Esse constante desencaixe da personagem, num deslocamento contínuo de sentimentos, vai permear toda a narrativa. Não é à toa que em alguns outros momentos do filme, os incômodos vivenciados pela protagonista sejam metaforizados em seu corpo e na forma de se vestir.
Seja na já citada cena do vestido que desemboca numa das cenas mais catárticas do filme e que, desde já, integra o panteão da história do cinema: na qual despir-se das máscaras sociais é uma das tarefas mais difíceis para todo e qualquer ser humano; seja na cena em que a protagonista tira o salto alto para arrancar uma unha do pé machucada antes de entrar numa importante reunião de negócios; seja na cena em que Ines está prestes a receber uma massagem no SPA e precisa sair correndo para cumprir o compromisso protocolar de ajudar a esposa do rico empresário com quem está fechando um negócio a comprar roupas num shopping.

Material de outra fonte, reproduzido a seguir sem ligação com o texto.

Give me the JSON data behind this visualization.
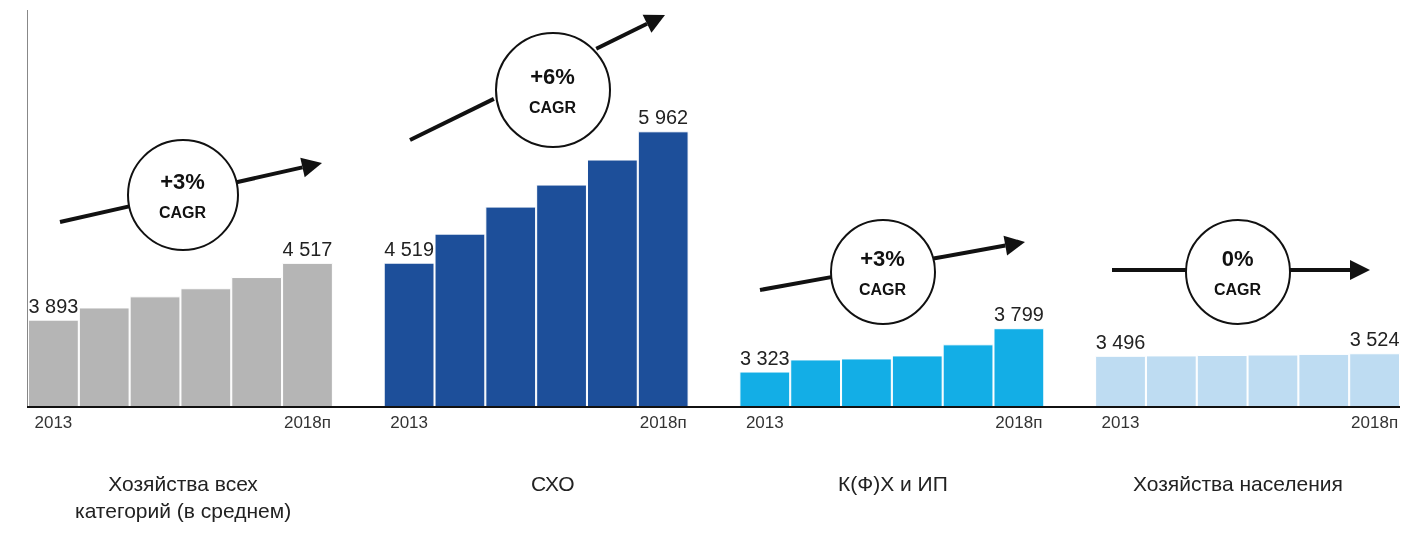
{
  "chart_data": {
    "type": "bar",
    "categories": [
      "2013",
      null,
      null,
      null,
      null,
      "2018п",
      null,
      "2013",
      null,
      null,
      null,
      null,
      "2018п",
      null,
      "2013",
      null,
      null,
      null,
      null,
      "2018п",
      null,
      "2013",
      null,
      null,
      null,
      null,
      "2018п"
    ],
    "values": [
      3893,
      4027,
      4149,
      4238,
      4361,
      4517,
      null,
      4519,
      4838,
      5135,
      5377,
      5652,
      5962,
      null,
      3323,
      3456,
      3467,
      3500,
      3622,
      3799,
      null,
      3496,
      3500,
      3505,
      3510,
      3517,
      3524
    ],
    "colors": [
      "#b5b5b5",
      "#b5b5b5",
      "#b5b5b5",
      "#b5b5b5",
      "#b5b5b5",
      "#b5b5b5",
      null,
      "#1d4f9a",
      "#1d4f9a",
      "#1d4f9a",
      "#1d4f9a",
      "#1d4f9a",
      "#1d4f9a",
      null,
      "#13aee6",
      "#13aee6",
      "#13aee6",
      "#13aee6",
      "#13aee6",
      "#13aee6",
      null,
      "#bedcf2",
      "#bedcf2",
      "#bedcf2",
      "#bedcf2",
      "#bedcf2",
      "#bedcf2"
    ],
    "value_labels": [
      "3 893",
      null,
      null,
      null,
      null,
      "4 517",
      null,
      "4 519",
      null,
      null,
      null,
      null,
      "5 962",
      null,
      "3 323",
      null,
      null,
      null,
      null,
      "3 799",
      null,
      "3 496",
      null,
      null,
      null,
      null,
      "3 524"
    ],
    "ylim": [
      2950,
      7300
    ],
    "tick_labels": "x",
    "grid": false,
    "annotations": [
      "Хозяйства всех\nкатегорий (в среднем)",
      "СХО",
      "К(Ф)Х и ИП",
      "Хозяйства населения",
      "+3%\nCAGR",
      "+6%\nCAGR",
      "+3%\nCAGR",
      "0%\nCAGR"
    ]
  }
}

Os conflitos internos da protagonista estão sempre amalgamados com os conflitos externos do extracampo. Nesse sentido, o roteiro de Maren Ade é brilhante, pois está a todo o momento partindo do micro para falar do macro de forma fluída e integrada à narrativa.

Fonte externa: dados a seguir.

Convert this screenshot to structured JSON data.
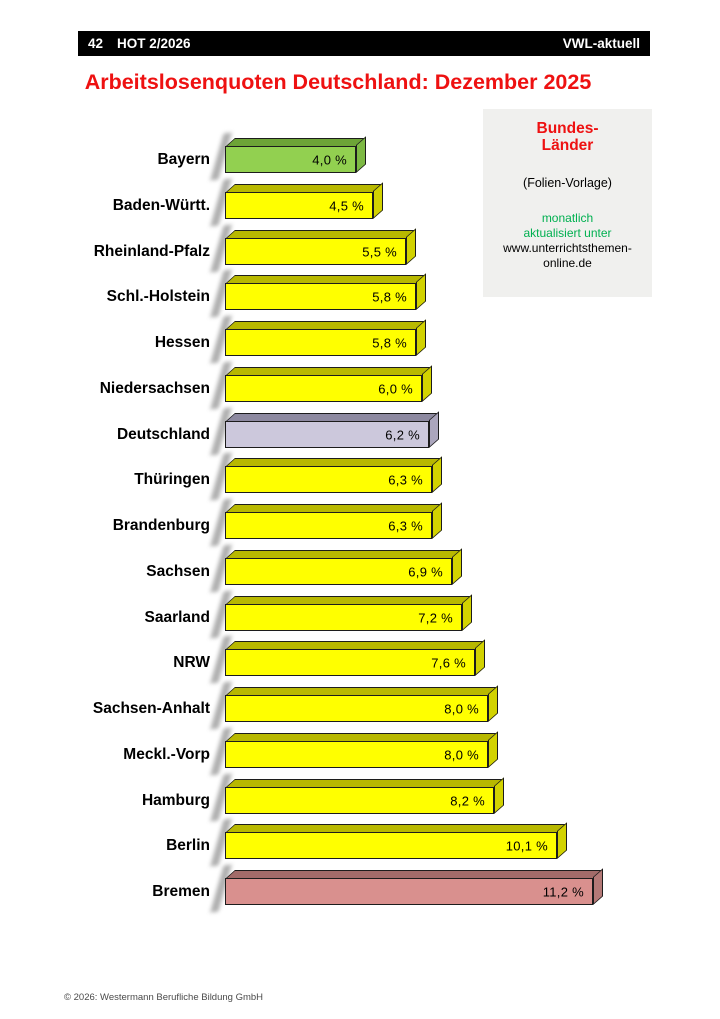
{
  "header": {
    "page_number": "42",
    "issue": "HOT 2/2026",
    "brand": "VWL-aktuell",
    "bg_color": "#000000",
    "text_color": "#ffffff"
  },
  "title": {
    "text": "Arbeitslosenquoten Deutschland: Dezember 2025",
    "color": "#ee1111"
  },
  "info_box": {
    "bg_color": "#f0f0ee",
    "title_line1": "Bundes-",
    "title_line2": "Länder",
    "title_color": "#ee1111",
    "subtitle": "(Folien-Vorlage)",
    "note_line1": "monatlich",
    "note_line2": "aktualisiert unter",
    "note_color": "#00b050",
    "url_line1": "www.unterrichtsthemen-",
    "url_line2": "online.de"
  },
  "footer": {
    "copyright": "© 2026: Westermann Berufliche Bildung GmbH"
  },
  "chart_data": {
    "type": "bar",
    "orientation": "horizontal",
    "title": "Arbeitslosenquoten Deutschland: Dezember 2025",
    "unit": "%",
    "xlim": [
      0,
      11.2
    ],
    "grid": false,
    "legend_position": "none",
    "categories": [
      "Bayern",
      "Baden-Württ.",
      "Rheinland-Pfalz",
      "Schl.-Holstein",
      "Hessen",
      "Niedersachsen",
      "Deutschland",
      "Thüringen",
      "Brandenburg",
      "Sachsen",
      "Saarland",
      "NRW",
      "Sachsen-Anhalt",
      "Meckl.-Vorp",
      "Hamburg",
      "Berlin",
      "Bremen"
    ],
    "values": [
      4.0,
      4.5,
      5.5,
      5.8,
      5.8,
      6.0,
      6.2,
      6.3,
      6.3,
      6.9,
      7.2,
      7.6,
      8.0,
      8.0,
      8.2,
      10.1,
      11.2
    ],
    "value_labels": [
      "4,0 %",
      "4,5 %",
      "5,5 %",
      "5,8 %",
      "5,8 %",
      "6,0 %",
      "6,2 %",
      "6,3 %",
      "6,3 %",
      "6,9 %",
      "7,2 %",
      "7,6 %",
      "8,0 %",
      "8,0 %",
      "8,2 %",
      "10,1 %",
      "11,2 %"
    ],
    "bar_color_keys": [
      "green",
      "yellow",
      "yellow",
      "yellow",
      "yellow",
      "yellow",
      "gray",
      "yellow",
      "yellow",
      "yellow",
      "yellow",
      "yellow",
      "yellow",
      "yellow",
      "yellow",
      "yellow",
      "salmon"
    ],
    "palette": {
      "yellow": {
        "front": "#ffff00",
        "top": "#b8b800",
        "side": "#d2d200"
      },
      "green": {
        "front": "#92d050",
        "top": "#6da437",
        "side": "#7db944"
      },
      "gray": {
        "front": "#ccc8dc",
        "top": "#8d89a0",
        "side": "#aba6bd"
      },
      "salmon": {
        "front": "#d9908e",
        "top": "#a26b69",
        "side": "#b47977"
      }
    }
  }
}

Se o filme explora tão bem as idiossincrasias referentes ao universo das mulheres, por que seu título é Toni Erdmann? E aí vem a cereja do bolo. Some-se a tudo que já foi dito, um pai que aparece nos momentos mais inoportunos na vida da protagonista.
Toni Erdmann é um personagem inventado por Winfried (Peter Simonicshek), pai de Ines, a fim de tentar se reaproximar e se reconectar com a filha, que imbuída de ideais extremamente capitalistas, abandona o mundo dos sentimentos, dos afetos, das relações íntimas, para com toda a frieza que lhe é peculiar mercantilizar também as relações pessoais.

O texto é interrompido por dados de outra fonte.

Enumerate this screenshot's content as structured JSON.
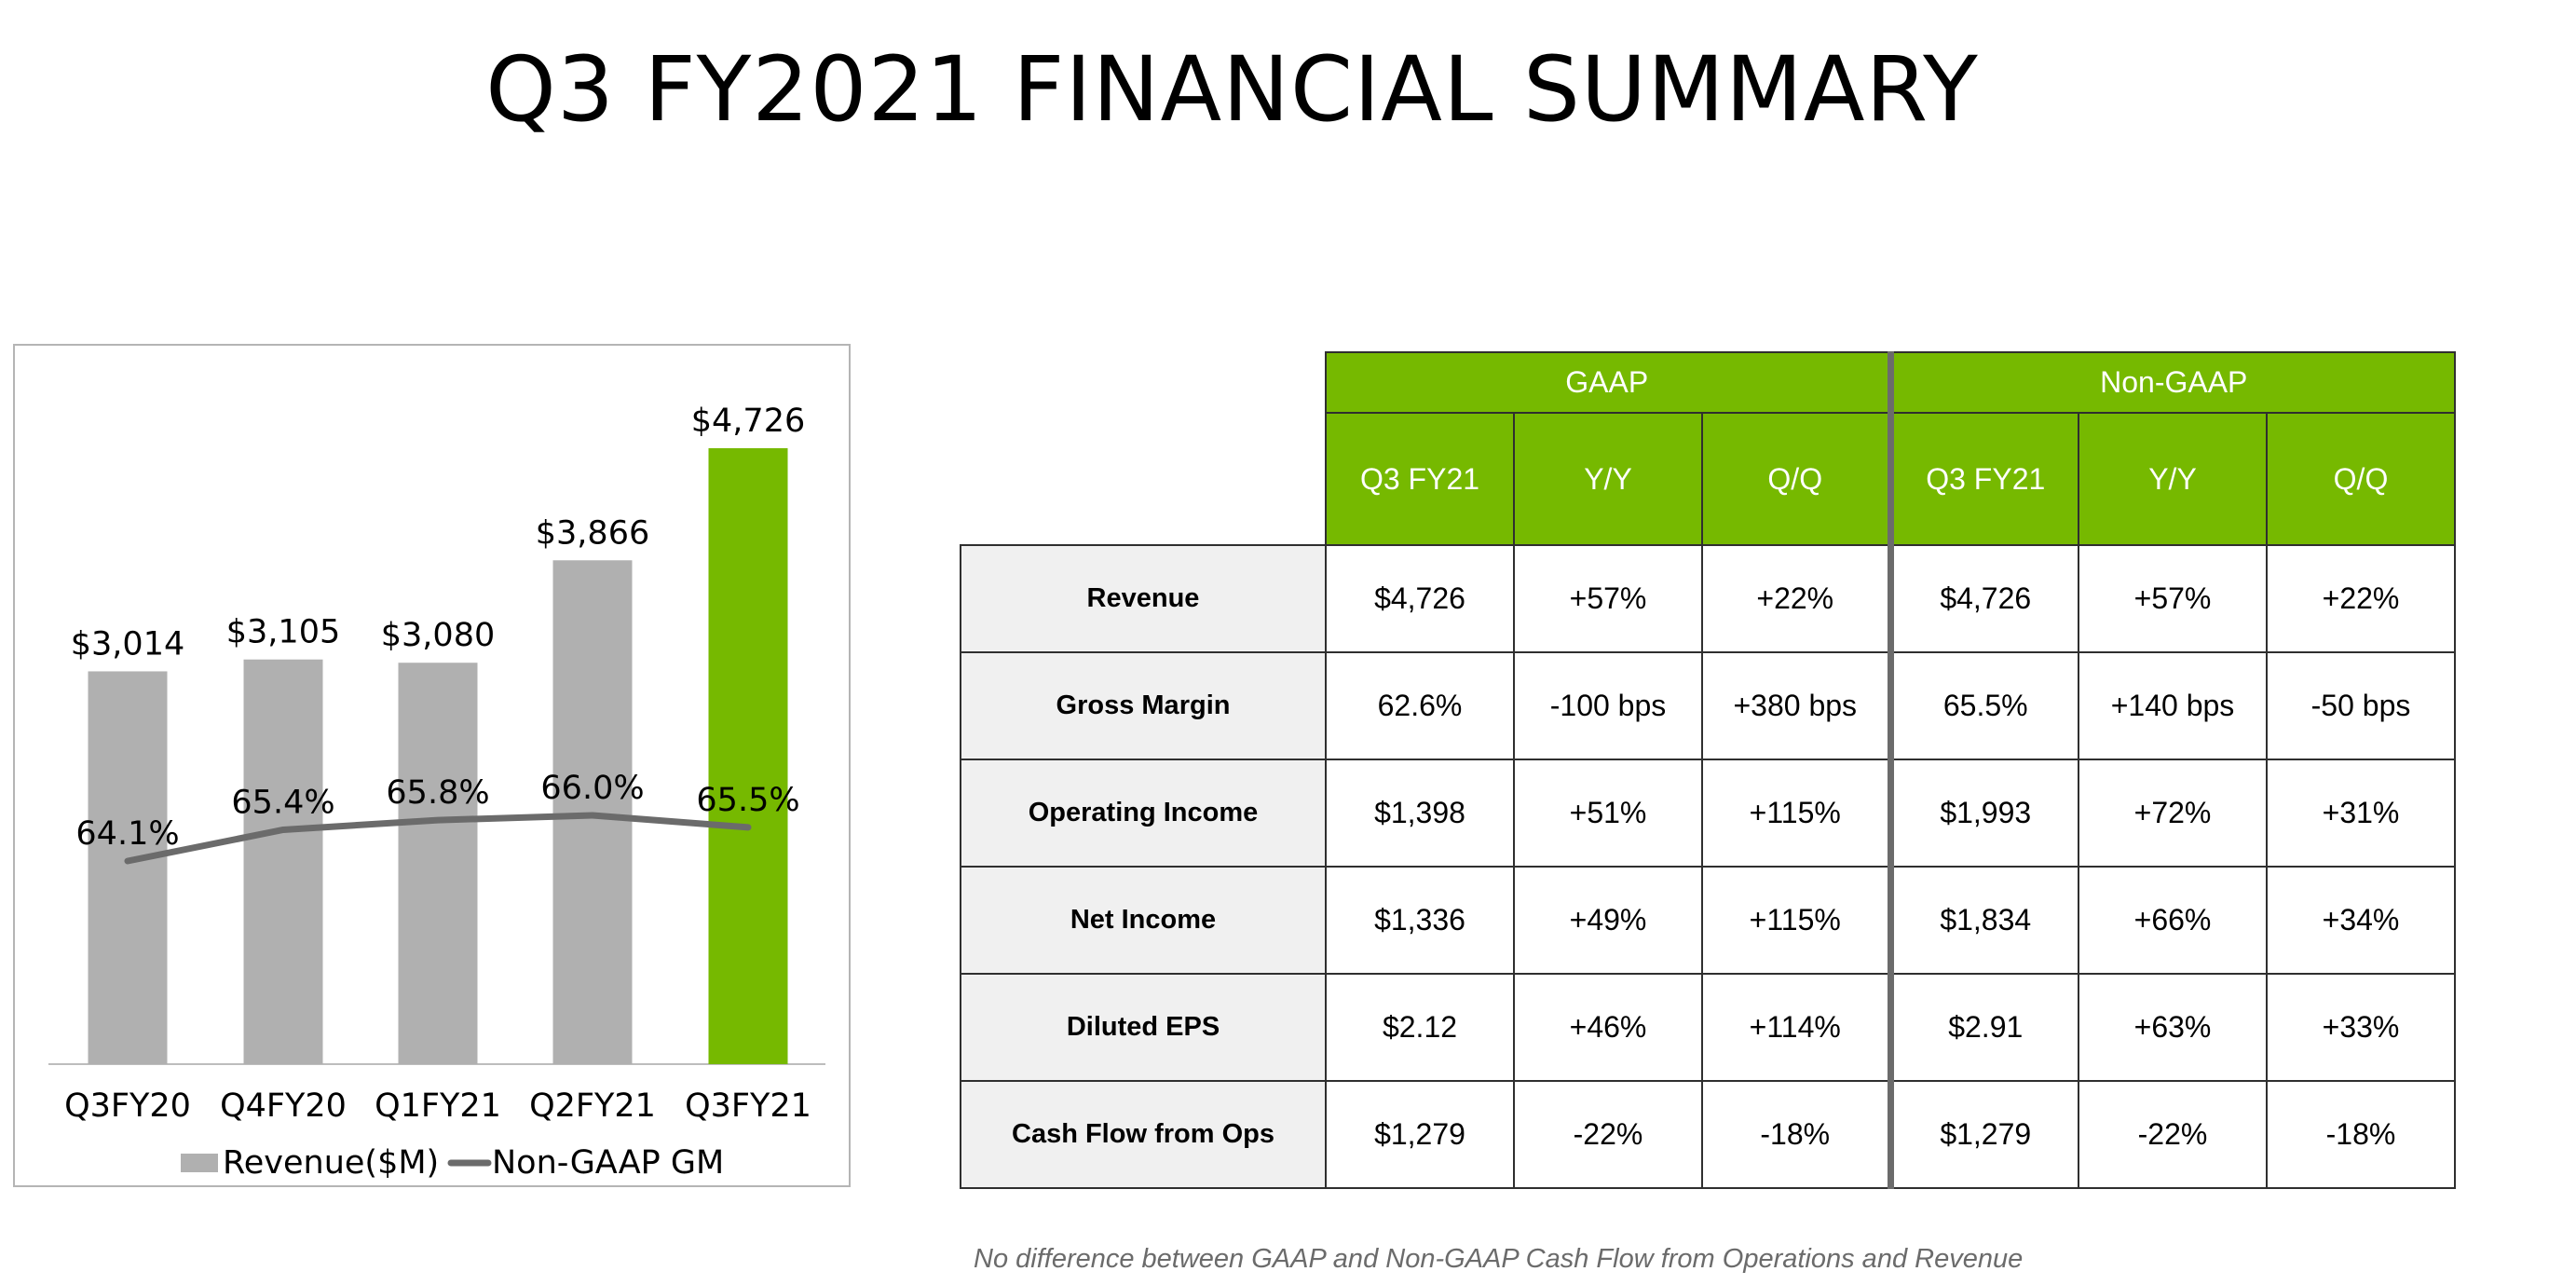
{
  "title": "Q3 FY2021 FINANCIAL SUMMARY",
  "colors": {
    "accent": "#76b900",
    "bar_gray": "#b0b0b0",
    "line": "#6b6b6b",
    "header_bg": "#76b900",
    "rowhead_bg": "#f0f0f0"
  },
  "chart_data": {
    "type": "bar",
    "categories": [
      "Q3FY20",
      "Q4FY20",
      "Q1FY21",
      "Q2FY21",
      "Q3FY21"
    ],
    "series": [
      {
        "name": "Revenue($M)",
        "kind": "bar",
        "values": [
          3014,
          3105,
          3080,
          3866,
          4726
        ],
        "labels": [
          "$3,014",
          "$3,105",
          "$3,080",
          "$3,866",
          "$4,726"
        ],
        "colors": [
          "#b0b0b0",
          "#b0b0b0",
          "#b0b0b0",
          "#b0b0b0",
          "#76b900"
        ]
      },
      {
        "name": "Non-GAAP GM",
        "kind": "line",
        "values": [
          64.1,
          65.4,
          65.8,
          66.0,
          65.5
        ],
        "labels": [
          "64.1%",
          "65.4%",
          "65.8%",
          "66.0%",
          "65.5%"
        ],
        "color": "#6b6b6b"
      }
    ],
    "legend": "bottom",
    "grid": false
  },
  "table": {
    "groups": [
      "GAAP",
      "Non-GAAP"
    ],
    "subheaders": [
      "Q3 FY21",
      "Y/Y",
      "Q/Q",
      "Q3 FY21",
      "Y/Y",
      "Q/Q"
    ],
    "rows": [
      {
        "label": "Revenue",
        "cells": [
          "$4,726",
          "+57%",
          "+22%",
          "$4,726",
          "+57%",
          "+22%"
        ]
      },
      {
        "label": "Gross Margin",
        "cells": [
          "62.6%",
          "-100 bps",
          "+380 bps",
          "65.5%",
          "+140 bps",
          "-50 bps"
        ]
      },
      {
        "label": "Operating Income",
        "cells": [
          "$1,398",
          "+51%",
          "+115%",
          "$1,993",
          "+72%",
          "+31%"
        ]
      },
      {
        "label": "Net Income",
        "cells": [
          "$1,336",
          "+49%",
          "+115%",
          "$1,834",
          "+66%",
          "+34%"
        ]
      },
      {
        "label": "Diluted EPS",
        "cells": [
          "$2.12",
          "+46%",
          "+114%",
          "$2.91",
          "+63%",
          "+33%"
        ]
      },
      {
        "label": "Cash Flow from Ops",
        "cells": [
          "$1,279",
          "-22%",
          "-18%",
          "$1,279",
          "-22%",
          "-18%"
        ]
      }
    ]
  },
  "footnote": "No difference between GAAP and Non-GAAP Cash Flow from Operations and Revenue"
}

E é nesse resgate de um pai que tenta se reaproximar da filha que Maren Ade traça uma das mais belas metáforas para falar da Alemanha atual, pós-queda do muro de Berlim, em pleno mundo globalizado, expandindo para o resto da Europa, já que parte da trama se passa na Romênia.
Vemos poucos filmes em que o fio condutor da trama é focado na relação instável de um pai com sua filha. Outro que aborda esse binômio de forma muito eficiente para também abarcar as questões de fundo de uma Europa em crise é 35 doses de rum (2008), da diretora francesa Claire Denis.
É, portanto, na performatividade dos gêneros e das relações interpessoais, aliada à constante reinvenção de si que a ligação entre Winfried/Toni Erdmann e Ines se faz, se desmancha, se refaz e se atualiza dentro do filme. As inúmeras personas que temos que assumir ao longo do dia para cumprir papéis sociais são colocadas por Maren Ade em perspectiva e em suspenso de forma irônica, incômoda, às vezes até um pouco perversa, mas ao mesmo tempo com um toque de lirismo e um tom esperançoso, que nos faz lembrar que é possível driblar as adversidades com algumas concessões.
Concessões como a que Ines faz ao cantar “The greatest love of all” junto com o pai travestido de Toni Erdmann numa festa de pessoas desconhecidas, rendendo um dos momentos mais emocionantes do filme. Vencedor de inúmeros prêmios nas categorias melhor filme, direção e atuação, Toni Erdmann saiu do Festival de Cannes (2016) com o prêmio de melhor filme da competição segundo a FIPRESCI (Federação Internacional de Críticos de Cinema), além de levar o prêmio de melhor filme estrangeiro no Globo de Ouro (2017), no BAFTA (2017) e no Independent Film Spirit Award (2017).